LGDH responsabiliza governo pelas perdas de vidas devido paralisações no saúde

Por: Laercia Insali & Martinho Mendes

Perante a situação vigente no setor de Saúde Pública, que culminou com a detenção de dois Sindicalistas dirigentes do sindicato dos enfermeiros, no dia 22 de Outubro de 2021, a Liga Guineense dos Direitos Humanos responsabilizou o governo liderado pelo Nuno Gomes Nabiam, pelas perdas de vidas humanas subsequentes das paralisações sistemáticas do sistema de saúde.

No comunicado a imprensa, a Direção da LGDH determina a libertação imediata dos sindicalistas detidos como uma vã tentativa de coartar a liberdade sindical no país, ainda, Exigi a criação de condições de diálogo responsável entre o governo e as organizações sindicais para pôr fim às ondas de greve na função pública.

Preocupado Com a situação, LGDH apela o reforço das ações de resistência contra as tentativas de transformação da justiça como arma de arremesso político, para intimidar as vozes discordantes.

Por sua vez, Exorta as organizações sindicais no sentido de adequarem as suas lutas laborais aos ditames da lei de liberdade da greve e da liberdade sindical, evitando assim as paralisações sem observância dos serviços mínimos.

LGDH exige a libertação imediata dos sindicalistas detidos.
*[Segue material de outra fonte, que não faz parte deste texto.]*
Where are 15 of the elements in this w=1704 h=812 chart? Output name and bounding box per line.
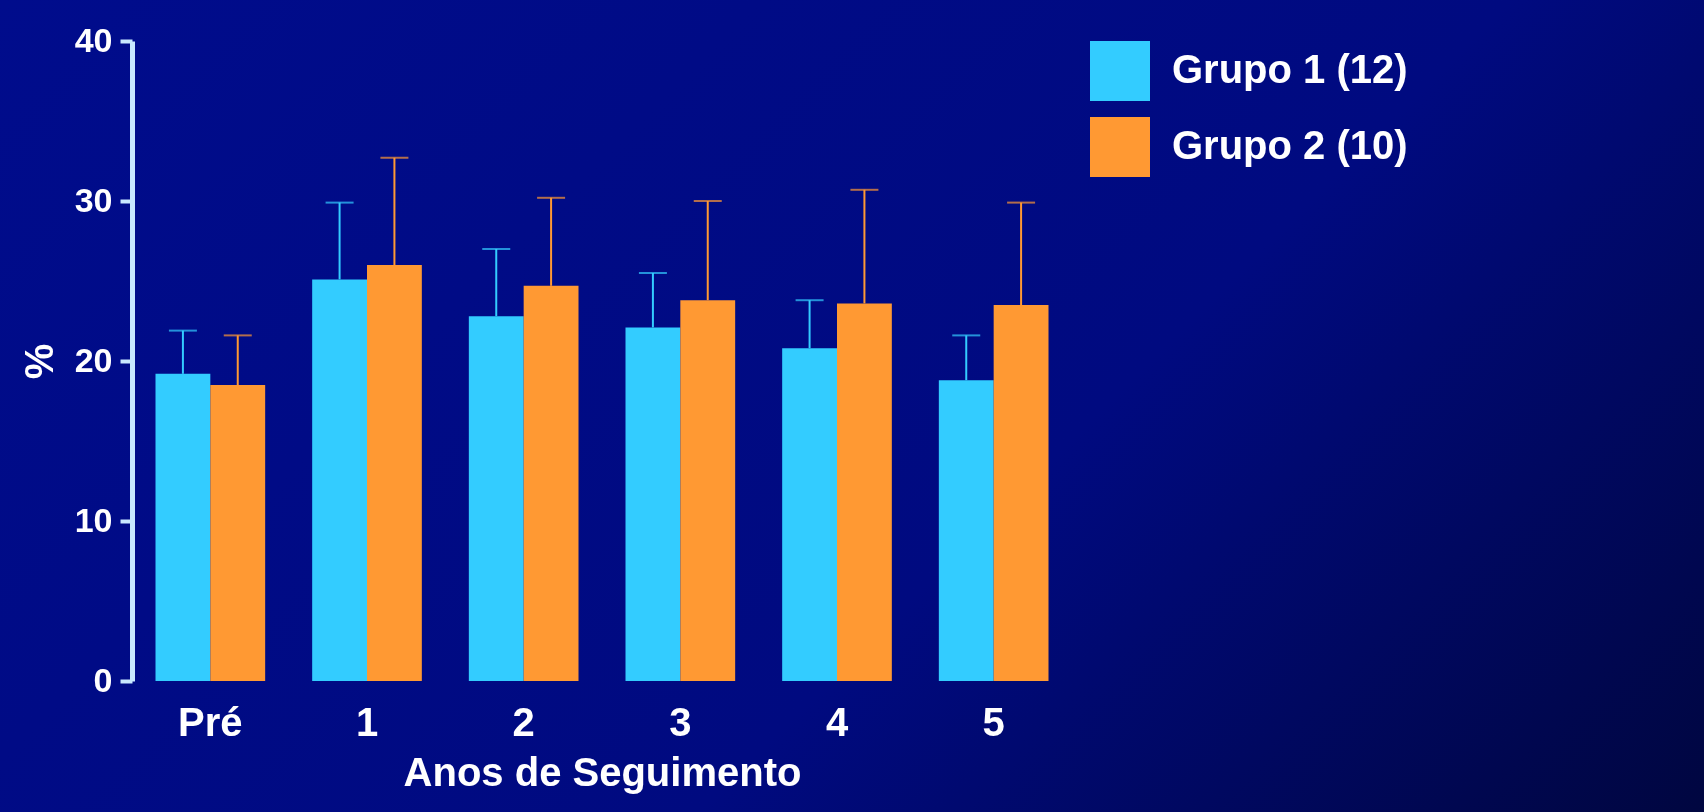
- x-axis-title: Anos de Seguimento: [403, 749, 802, 794]
- y-tick-label: 10: [74, 500, 113, 539]
- legend-label: Grupo 2 (10): [1172, 123, 1408, 167]
- x-tick-label: 3: [669, 699, 692, 744]
- y-tick-label: 0: [93, 660, 113, 699]
- y-axis-title: %: [16, 343, 61, 380]
- y-tick-label: 40: [74, 20, 113, 59]
- x-tick-label: Pré: [178, 699, 243, 744]
- x-tick-label: 1: [355, 699, 379, 744]
- y-tick-label: 20: [74, 340, 113, 379]
- x-tick-label: 2: [512, 699, 535, 744]
- x-tick-label: 5: [982, 699, 1005, 744]
- x-tick-label: 4: [825, 699, 849, 744]
- y-tick-label: 30: [74, 180, 113, 219]
- legend-label: Grupo 1 (12): [1172, 47, 1408, 91]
A Liga Guineenses dos Direitos Humanos ainda exige a libertação imediata dos líderes sindicais de setor de saúde Yoio João Correia e João Domingos da Silva ambos detidos na última sexta-feira 22 de outubro 2021, a mando do ministério público guineense.

Na nota a imprensa com a data de 24 de Outubro de 2021 segundo a liga as detenções arbitrárias de dois dirigentes do sindicato dos enfermeiros constituem a concretização de uma monstruosa conspiração política contra o livre exercício dos direitos e liberdades fundamentais dos cidadãos.

Esta atuação irrefletida e inoportuna do Ministério Público, sob a direção do Dr. Fernando Gomes, em tempos um proeminente defensor dos direitos humanos, conduziu ao extremar das posições por parte dos sindicalistas que, em reposta, decidiram simplesmente não comparecer nos respetivos postos de trabalho enquanto os seus representantes continuarem ilegalmente detidos, disse a nota.

Segundo o comunicado, não obstante as diligencias levadas a cabo pela Liga Guineense dos Direitos Humanos junto do Ministério Público, este teima em manter arbitrariamente a privação de liberdade dos dois sindicalistas em cumprimento das orientações políticas a que se encontra ancorada.

Perante a gravidade desta situação, a Direção da LGDH exige a libertação imediata dos sindicalistas detidos como uma vã tentativa de cortar a liberdade sindical no pais e apelar ao reforço das ações de resistência contra as tentativas de transformação da justiça como arma de arremesso político, para intimidar as vozes discordantes.

A Cap-gb deslocou esta manhã a Hospital Nacional Simão Mendes e constatou que os doentes internados estão a abandonar o hospital a procura de clínicas privadas de Bissau.

De recordar que centenas de técnicos de saúde com espírito de revolta protestaram a frente da polícia judiciária (PJ) para exigir a libertação de dois líderes sindicais da classe.

A detenção de dois médicos vem no âmbito de boicote dos serviços sanitária, no passado 20 de setembro, que resultou dezenas de vítimas mortais nos diferentes hospitais e centros de saúde pública do País na qual os dois dirigentes sindicais são acusados de cometer o crime de auxílio por incentivar técnicos de saúde a aderirem a greve.